La grande vallée
Partagés entre les communes de Couëron et Saint-Etienne de Montluc, plus de 2 000 hectares de marais forment une vaste zone humide appelée la “Grande Vallée”. En contact régulier avec la Loire, ces marais illustrent un long processus de conquête de la plaine alluvionnaire, dont l’homme a très tôt su tirer profit afin d’étendre les terres cultivables et les pâturages.

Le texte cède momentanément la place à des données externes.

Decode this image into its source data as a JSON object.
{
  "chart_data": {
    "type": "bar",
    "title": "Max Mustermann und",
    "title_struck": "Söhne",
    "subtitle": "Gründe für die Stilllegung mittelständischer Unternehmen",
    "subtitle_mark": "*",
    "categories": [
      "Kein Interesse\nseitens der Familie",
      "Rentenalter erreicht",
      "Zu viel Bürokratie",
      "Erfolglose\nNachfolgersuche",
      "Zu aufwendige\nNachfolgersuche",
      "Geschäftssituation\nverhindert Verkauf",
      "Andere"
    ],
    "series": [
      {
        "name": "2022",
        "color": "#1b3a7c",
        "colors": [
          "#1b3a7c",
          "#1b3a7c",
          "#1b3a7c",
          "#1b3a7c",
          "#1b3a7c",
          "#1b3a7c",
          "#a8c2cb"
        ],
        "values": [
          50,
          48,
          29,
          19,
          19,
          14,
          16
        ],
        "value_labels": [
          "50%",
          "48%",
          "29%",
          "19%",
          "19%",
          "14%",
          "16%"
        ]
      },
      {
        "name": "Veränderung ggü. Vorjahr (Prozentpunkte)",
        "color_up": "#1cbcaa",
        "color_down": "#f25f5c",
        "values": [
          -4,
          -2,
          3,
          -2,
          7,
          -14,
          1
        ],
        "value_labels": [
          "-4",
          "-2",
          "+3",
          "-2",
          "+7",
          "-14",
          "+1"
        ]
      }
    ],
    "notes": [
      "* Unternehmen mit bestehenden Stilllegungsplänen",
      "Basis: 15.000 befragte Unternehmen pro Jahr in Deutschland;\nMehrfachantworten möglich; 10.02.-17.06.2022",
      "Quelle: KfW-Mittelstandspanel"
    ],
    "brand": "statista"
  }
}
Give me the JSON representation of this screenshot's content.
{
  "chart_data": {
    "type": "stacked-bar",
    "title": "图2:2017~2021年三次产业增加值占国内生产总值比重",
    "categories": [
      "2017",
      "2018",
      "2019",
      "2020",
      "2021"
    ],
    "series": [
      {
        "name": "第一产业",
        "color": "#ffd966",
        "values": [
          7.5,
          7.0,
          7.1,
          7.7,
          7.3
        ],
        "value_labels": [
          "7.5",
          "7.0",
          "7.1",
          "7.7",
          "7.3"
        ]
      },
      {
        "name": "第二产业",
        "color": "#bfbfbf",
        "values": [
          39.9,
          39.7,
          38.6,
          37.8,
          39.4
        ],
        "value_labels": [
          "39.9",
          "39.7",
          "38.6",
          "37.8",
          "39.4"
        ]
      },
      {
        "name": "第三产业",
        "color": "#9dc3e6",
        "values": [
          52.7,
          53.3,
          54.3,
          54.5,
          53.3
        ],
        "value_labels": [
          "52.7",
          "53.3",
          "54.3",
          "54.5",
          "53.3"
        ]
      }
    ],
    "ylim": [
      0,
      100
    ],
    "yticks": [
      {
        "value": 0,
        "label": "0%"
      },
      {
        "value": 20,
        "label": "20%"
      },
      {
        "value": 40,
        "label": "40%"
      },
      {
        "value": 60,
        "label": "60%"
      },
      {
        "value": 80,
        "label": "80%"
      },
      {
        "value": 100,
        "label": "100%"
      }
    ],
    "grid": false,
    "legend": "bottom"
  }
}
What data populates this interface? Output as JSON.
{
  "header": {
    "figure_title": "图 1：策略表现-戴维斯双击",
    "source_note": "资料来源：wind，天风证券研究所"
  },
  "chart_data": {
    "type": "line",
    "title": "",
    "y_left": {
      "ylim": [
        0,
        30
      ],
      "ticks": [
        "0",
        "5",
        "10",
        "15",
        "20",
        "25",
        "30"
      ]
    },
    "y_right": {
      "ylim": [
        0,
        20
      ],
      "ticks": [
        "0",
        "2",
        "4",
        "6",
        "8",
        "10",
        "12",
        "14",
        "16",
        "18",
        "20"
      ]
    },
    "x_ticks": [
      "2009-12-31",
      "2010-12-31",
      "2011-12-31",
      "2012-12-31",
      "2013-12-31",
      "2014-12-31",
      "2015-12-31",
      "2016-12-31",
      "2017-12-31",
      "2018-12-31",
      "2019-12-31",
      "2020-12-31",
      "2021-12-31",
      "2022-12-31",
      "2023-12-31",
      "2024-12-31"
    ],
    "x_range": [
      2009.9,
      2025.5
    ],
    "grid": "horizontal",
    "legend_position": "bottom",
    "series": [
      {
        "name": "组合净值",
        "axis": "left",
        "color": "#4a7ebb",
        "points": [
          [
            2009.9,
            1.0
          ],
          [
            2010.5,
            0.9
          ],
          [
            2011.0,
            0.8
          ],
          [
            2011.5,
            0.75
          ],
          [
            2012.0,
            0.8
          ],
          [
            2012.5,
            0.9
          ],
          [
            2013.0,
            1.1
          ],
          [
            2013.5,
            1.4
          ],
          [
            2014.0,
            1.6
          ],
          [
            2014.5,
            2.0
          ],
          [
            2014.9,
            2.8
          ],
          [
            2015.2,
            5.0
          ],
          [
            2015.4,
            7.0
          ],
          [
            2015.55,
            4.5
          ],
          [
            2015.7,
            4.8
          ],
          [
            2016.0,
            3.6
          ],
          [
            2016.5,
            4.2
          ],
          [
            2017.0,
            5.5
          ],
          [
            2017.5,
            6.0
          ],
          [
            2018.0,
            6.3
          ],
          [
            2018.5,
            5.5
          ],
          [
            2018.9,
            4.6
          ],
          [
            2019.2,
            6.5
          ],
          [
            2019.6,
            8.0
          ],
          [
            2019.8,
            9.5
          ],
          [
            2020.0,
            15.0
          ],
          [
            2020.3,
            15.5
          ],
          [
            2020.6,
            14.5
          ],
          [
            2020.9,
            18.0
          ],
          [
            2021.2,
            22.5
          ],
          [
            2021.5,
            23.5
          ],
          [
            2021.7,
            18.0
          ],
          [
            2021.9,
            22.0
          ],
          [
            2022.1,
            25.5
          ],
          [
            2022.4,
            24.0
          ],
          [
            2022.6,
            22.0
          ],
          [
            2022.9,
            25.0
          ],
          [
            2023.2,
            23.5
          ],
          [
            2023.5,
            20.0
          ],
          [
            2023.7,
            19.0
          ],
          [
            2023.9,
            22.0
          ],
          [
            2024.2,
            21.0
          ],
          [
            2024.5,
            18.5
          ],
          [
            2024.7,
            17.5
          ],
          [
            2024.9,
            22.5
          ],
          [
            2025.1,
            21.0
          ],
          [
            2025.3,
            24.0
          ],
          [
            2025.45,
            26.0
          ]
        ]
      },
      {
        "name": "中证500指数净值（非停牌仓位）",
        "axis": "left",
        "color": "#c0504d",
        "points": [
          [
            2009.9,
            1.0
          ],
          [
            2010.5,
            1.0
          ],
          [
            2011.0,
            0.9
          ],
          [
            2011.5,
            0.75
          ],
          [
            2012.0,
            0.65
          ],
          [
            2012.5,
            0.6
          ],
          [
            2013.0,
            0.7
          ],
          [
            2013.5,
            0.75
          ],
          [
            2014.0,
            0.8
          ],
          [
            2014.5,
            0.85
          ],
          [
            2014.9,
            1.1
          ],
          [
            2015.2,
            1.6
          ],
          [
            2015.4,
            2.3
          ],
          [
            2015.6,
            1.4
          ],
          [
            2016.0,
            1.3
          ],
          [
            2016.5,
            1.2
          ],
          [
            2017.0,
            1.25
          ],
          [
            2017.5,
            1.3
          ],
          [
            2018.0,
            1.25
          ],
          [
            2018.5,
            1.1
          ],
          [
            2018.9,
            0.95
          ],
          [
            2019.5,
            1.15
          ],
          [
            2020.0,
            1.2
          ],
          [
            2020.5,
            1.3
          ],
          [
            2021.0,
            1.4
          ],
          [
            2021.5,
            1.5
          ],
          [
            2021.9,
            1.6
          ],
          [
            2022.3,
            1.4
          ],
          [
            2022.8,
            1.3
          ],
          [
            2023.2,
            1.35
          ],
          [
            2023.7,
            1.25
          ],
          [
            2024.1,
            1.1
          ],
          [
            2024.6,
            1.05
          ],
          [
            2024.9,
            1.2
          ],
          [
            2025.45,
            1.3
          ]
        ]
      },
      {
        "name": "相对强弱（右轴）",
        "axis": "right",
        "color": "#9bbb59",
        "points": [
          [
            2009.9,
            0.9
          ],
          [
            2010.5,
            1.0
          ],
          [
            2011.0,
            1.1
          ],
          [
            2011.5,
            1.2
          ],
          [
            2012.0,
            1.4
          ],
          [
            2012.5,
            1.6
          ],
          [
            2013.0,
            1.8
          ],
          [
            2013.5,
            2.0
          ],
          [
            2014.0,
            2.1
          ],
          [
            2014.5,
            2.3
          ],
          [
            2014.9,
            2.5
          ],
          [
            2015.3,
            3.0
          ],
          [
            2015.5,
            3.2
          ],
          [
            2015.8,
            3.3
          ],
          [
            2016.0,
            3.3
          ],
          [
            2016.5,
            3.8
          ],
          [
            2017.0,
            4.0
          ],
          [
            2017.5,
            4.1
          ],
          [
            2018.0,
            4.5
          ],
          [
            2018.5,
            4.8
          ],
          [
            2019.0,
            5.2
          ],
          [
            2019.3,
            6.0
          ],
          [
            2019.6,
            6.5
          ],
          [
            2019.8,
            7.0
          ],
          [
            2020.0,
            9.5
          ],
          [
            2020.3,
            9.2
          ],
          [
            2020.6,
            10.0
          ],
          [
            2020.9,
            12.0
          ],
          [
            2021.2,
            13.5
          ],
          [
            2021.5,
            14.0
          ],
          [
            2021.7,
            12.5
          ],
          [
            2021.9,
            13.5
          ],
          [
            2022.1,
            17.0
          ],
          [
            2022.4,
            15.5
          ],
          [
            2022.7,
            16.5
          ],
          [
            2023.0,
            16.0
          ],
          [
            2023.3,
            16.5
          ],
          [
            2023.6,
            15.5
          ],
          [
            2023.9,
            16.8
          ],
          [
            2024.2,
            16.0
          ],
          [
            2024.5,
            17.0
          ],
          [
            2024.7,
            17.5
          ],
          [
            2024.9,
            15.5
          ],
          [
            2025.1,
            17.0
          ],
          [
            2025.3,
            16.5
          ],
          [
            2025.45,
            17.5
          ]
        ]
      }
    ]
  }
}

CRÉATION ET GESTION DES MARAIS
L’histoire de l’aménagement des marais de Saint-Etienne-de-Montluc et de Couëron remonte au Moyen Age. Installés sur la rive sud, les moines de l'abbaye cistercienne de Buzay commencèrent, à partir du XIIe siècle, à aménager un chapelet d’anciennes îles sur la rive nord. Ainsi, durant des siècles les moines ont creusé, drainé et mis en valeur ces marais afin d’en tirer profit, notamment par l’élevage de bovins et de chevaux. Les XVIIIe et XIXe siècles marquent une seconde phase d’aménagement de ces marais. Au début des années 1820, deux ouvrages hydrauliques importants sont édifiés : l’écluse de Vair et du Dareau. Essentiels pour une gestion efficace des niveaux d’eau dans les marais, ces ouvrages permettent l’évacuation du trop-plein d’eau en hiver et d’assurer, l’été, les entrées d’eau de la Loire. Ce labyrinthe d’étiers, de canaux et douves, où la régularisation hydraulique est assurée par plus de 80 vannes, est géré depuis 2011 par l’association syndicale des marais de Saint-Etienne et Couëron. Ces marais estuariens à vocation agricole sont également des espaces fragiles, à haute valeur environnementale, en abritant une faune et une flore remarquables à découvrir au fil des saisons.
PORTRAIT DE CLAUDE BABIN
Claude Babin est né à deux kilomètres de là, au lieu-dit La Sénéchalais sur la commune de Saint-Étienne-de-Montluc. On pourrait croire qu’il aime mécaniquement ce territoire simplement parce qu’il y a passé toute sa vie, mais ce serait réducteur. Claude et les marais ne font qu’un. Sur le fronton d’un bâtiment de sa ferme, à La Sénéchalais, il a fait peindre une fresque qui représente les marais, une vache avec son veau devant une petite écluse. Une véritable déclaration d’amour.
L’écheveau imaginé par les moines cisterciens n’a donc plus de secrets pour Claude Babin. Pour poursuivre notre chemin à travers les marais vers l’étier de la Gicquelais, il nous conseille de passer par l’écluse de Vair, celle-là même qu’il a fait peindre dans sa ferme. En tant qu’éclusier, il devrait l’entretenir mais il ne va plus l’actionner depuis sa rénovation. Claude Babin boude l’écluse de Vair, vexé que les ingénieurs n’aient pas pris la peine de le consulter avant de la transformer en une vanne compliquée, chère et inutile à ses yeux. Le plus vieil ouvrage hydraulique des marais – il remonte à la fondation de l’abbaye de Buzay, au XIIe siècle – avait pourtant été équipé en 1820 de portes d’èbe et de flot qui pouvaient s’ouvrir et se refermer à la seule force des marées. Claude Babin dit qu’il suffisait de les remettre en état plutôt que d’affubler l’écluse de ce portique disgracieux qui a prématurément vieilli.
LE CHANTIER NAVAL FOUCHARD
Créé par le grand-père, géré depuis quelques décennies par le père, Loïc, qui va bientôt passer la main à son fils, le chantier Fouchard est une affaire de famille et de savoir-faire qui se transmet depuis trois générations. Loïc fait son apparition au volant d’un monte-charge qu’il gare sans ménagement. La soixantaine bien entamée, en bleu de travail et la carrure de l’artisan qui a passé sa vie à soulever de lourdes pièces de bois, il a sa mine renfrognée des mauvais jours : il vient encore de ramasser des détritus jetés dans les marais par des promeneurs négligents.
Avec son petit atelier en tôle ondulée et son unique cale qui plonge dans la vase de l’étier, le chantier Fouchard ne paye pas de mine mais il est considéré comme l’une des meilleures charpenteries de marine de toute la région. Sur de sérieux tréteaux, un mât de dix-sept mètres de long, en pin d’Oregon, est couvé du regard par son propriétaire, un capitaine au long cours à la retraite et désormais marié au Swastika, un ketch britannique de 1908 classé au titre des Monuments historiques et comme tel restauré dans les règles de l’art par les Fouchard, au même titre que d’autres bateaux à forte valeur patrimoniale comme le Lechalas, le Va Pas Trop Vite, le Kurun, le Farewell ou le Vétille.